During the year I worked we still had some good times but by the summer before Law school we were seldom together as I worked in a law office in Lafayette and she lived in Baton Rouge. Then we moved into a town house in Kenner where we last lived together. This time at Tulane things were smoother in some ways but smoothly bad. My first time at Tulane I had organized a petition and a protest along with other woes and distractions and I am quite certain some faculty there still had it in for me. My relationship with my nuclear family was strained, I missed my grandfather, he had promised me several keepsakes when he died all unsolicited by me and I got none of them just as had happened before when his mother died. My marriage was for the first time cold. It is unacceptable to talk about sex between married couples but our sex life had always been very good by all standards that can be quantified or verified. Now it was not. We were sentimental about splitting. We seldom discussed it and when we did it was usually over a nice dinner calmly. We knew it was coming and I began to seek treatment for depression. We both sort of moved from not quite newlyweds to forty years of marriage in our frank awareness of the opposite sex. It was clear that we would not be happy together and we had tried Marriage Encounter, made Engaged Encounter before exchanging vows and read books as well as making a couples retreat. We had no kids or prospects of having kids soon. I had some concerns my grandfather had entrusted me with that we could never really discuss. My relationship with her parents got pretty bad and hers with mine was not good. None of this was all that obvious or even serious in a certain sense.

I am adding this paragraph for no particular reason to the original note in my Facebook page.  I was never sexually involved with anyone while married to Michelle. That is an absolute fact and in addition I did not pursue things that came up as that marriage ended. However, it is dishonest ( by my high standards of candor) to leave out the fact that I did meet a woman at Tulane the second time who made a big impression on me and she seemed to feel something too. We have never seen eachother since then and I really did stay with a miserable and hopeless marriage instead of a new and compelling relationship. I am not even the tiniest bit ashamed of her, my behavior, or of Michelle and I being old fuddy-duddies who tried to play things by the book.  

Suddenly I was out of law school, legally separated and living with my parents in a two storey thatched building overlooking Micronesia’s Truk Lagoon as the GIs knew it on the Island of Weno in the country of Chuuk. Another point of no return had been crossed. Another re-invention of a life and a future. Among the markers of that transition I had a truly horrific sunburn that almost defied description. I have been hospitalized twice for sunburn and none of those burns were in the same category as this. I think I could easily have died except that a clinic there sold my mother a few hundred dollars of Silvadene cream for a few dollars. The agonizing physical pain and baseball size blisters were oddly soothing to my shredded soul. I healed and snorkeled again as I had that first burning day. I ate Eggs Benedict overlooking the gorgeous lagoon, spent time with my brothers and sisters and found a job teaching at the local community college which I never undertook because I left before school started. I heard rumours that made me think a reconciliation might be possible and decided to come home and try.

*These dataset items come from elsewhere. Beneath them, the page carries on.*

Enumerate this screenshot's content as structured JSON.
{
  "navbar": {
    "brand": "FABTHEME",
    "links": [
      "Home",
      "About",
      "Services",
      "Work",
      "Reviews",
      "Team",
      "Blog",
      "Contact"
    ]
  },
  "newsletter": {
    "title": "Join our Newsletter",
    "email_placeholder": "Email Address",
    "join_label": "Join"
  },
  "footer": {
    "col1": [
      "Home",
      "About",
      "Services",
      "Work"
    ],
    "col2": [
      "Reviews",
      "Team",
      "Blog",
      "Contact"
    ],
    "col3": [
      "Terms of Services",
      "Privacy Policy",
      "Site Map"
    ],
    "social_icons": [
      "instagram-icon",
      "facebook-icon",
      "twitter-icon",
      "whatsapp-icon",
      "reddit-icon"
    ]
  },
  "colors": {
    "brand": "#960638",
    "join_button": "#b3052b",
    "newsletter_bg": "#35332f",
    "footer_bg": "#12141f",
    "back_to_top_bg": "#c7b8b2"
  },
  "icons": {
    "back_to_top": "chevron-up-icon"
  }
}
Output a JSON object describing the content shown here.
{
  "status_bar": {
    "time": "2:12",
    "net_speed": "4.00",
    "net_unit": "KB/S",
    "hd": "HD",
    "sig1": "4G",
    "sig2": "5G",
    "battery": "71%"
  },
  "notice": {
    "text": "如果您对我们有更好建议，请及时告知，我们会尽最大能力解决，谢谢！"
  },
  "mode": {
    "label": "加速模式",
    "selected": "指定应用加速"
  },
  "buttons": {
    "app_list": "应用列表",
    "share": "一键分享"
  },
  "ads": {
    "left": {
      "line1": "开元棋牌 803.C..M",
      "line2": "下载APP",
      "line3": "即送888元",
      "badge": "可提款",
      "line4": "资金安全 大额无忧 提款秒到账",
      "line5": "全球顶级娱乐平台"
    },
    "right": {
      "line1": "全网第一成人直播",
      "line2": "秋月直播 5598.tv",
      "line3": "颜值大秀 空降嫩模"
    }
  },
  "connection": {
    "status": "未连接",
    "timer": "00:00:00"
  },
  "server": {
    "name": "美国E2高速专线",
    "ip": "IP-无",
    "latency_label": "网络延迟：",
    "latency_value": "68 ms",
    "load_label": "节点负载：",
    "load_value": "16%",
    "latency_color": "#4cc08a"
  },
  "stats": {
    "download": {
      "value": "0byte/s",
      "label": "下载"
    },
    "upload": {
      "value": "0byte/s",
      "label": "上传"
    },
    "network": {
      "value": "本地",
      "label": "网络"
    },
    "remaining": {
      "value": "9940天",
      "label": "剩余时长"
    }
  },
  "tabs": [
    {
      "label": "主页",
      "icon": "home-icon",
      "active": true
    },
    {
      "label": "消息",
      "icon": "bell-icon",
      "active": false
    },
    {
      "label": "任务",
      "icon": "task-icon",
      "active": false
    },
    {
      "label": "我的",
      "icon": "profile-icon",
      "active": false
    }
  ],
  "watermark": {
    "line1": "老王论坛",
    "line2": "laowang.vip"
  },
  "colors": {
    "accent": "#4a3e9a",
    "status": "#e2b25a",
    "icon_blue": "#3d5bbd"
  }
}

However, I have never seen Michelle since the day we were separated. I have never spoken to her on the phone or seen a convincing video of her. Except for third person testimony I have no reason to believe that she is not dead. I now reached a place in life where I was not to cut my hair or shave for about three and a half years.

When I was in graduate school at LSU I published one book review in the Historical Journal of Film, Radio and Television as well as two note length letters to the editor — on in Time and one in Newsweek. I did a lot of writing during my marriage but what was most notable was how little publishing I did. I wrote novels, plays, short stories, book length rough drafts on international law, rocketry, ethnicity and theology. This was in addition to countless papers, exam essays, lesson plans at Saint Thomas More, tutoring materials and half of the  catechetical materials Michelle and I used together to teach our faith in two dioceses and sales materials as well. But now, in the wandering in the desert phase of my life (involving very few deserts) I began to fill composition books titled as journals. With hair down to my waist almost and long journals to write Mom got me a chance to work out every day almost at Olympus health club in Nunez which is a small community with a  gymnasium (in the old sense), a steak house, a gas station and a lot of houses and fields. I got into pretty good shape while not losing weight. In my journals I was able to deal with the absolute and enormous wrongness of nearly everything in the world of humanity from my point of view. It was amazingly soothing to say what was wrong and what might be done about it even though it would not change anything. In many ways life was more hellish than it had been in my worst nightmares but I could at least express that thought in an environment not entirely toxic. I might fell that I was living a nightmare but at least I could say so in peace. I do find the world to be a kind of nightmare made real as much as I find it to be anything else.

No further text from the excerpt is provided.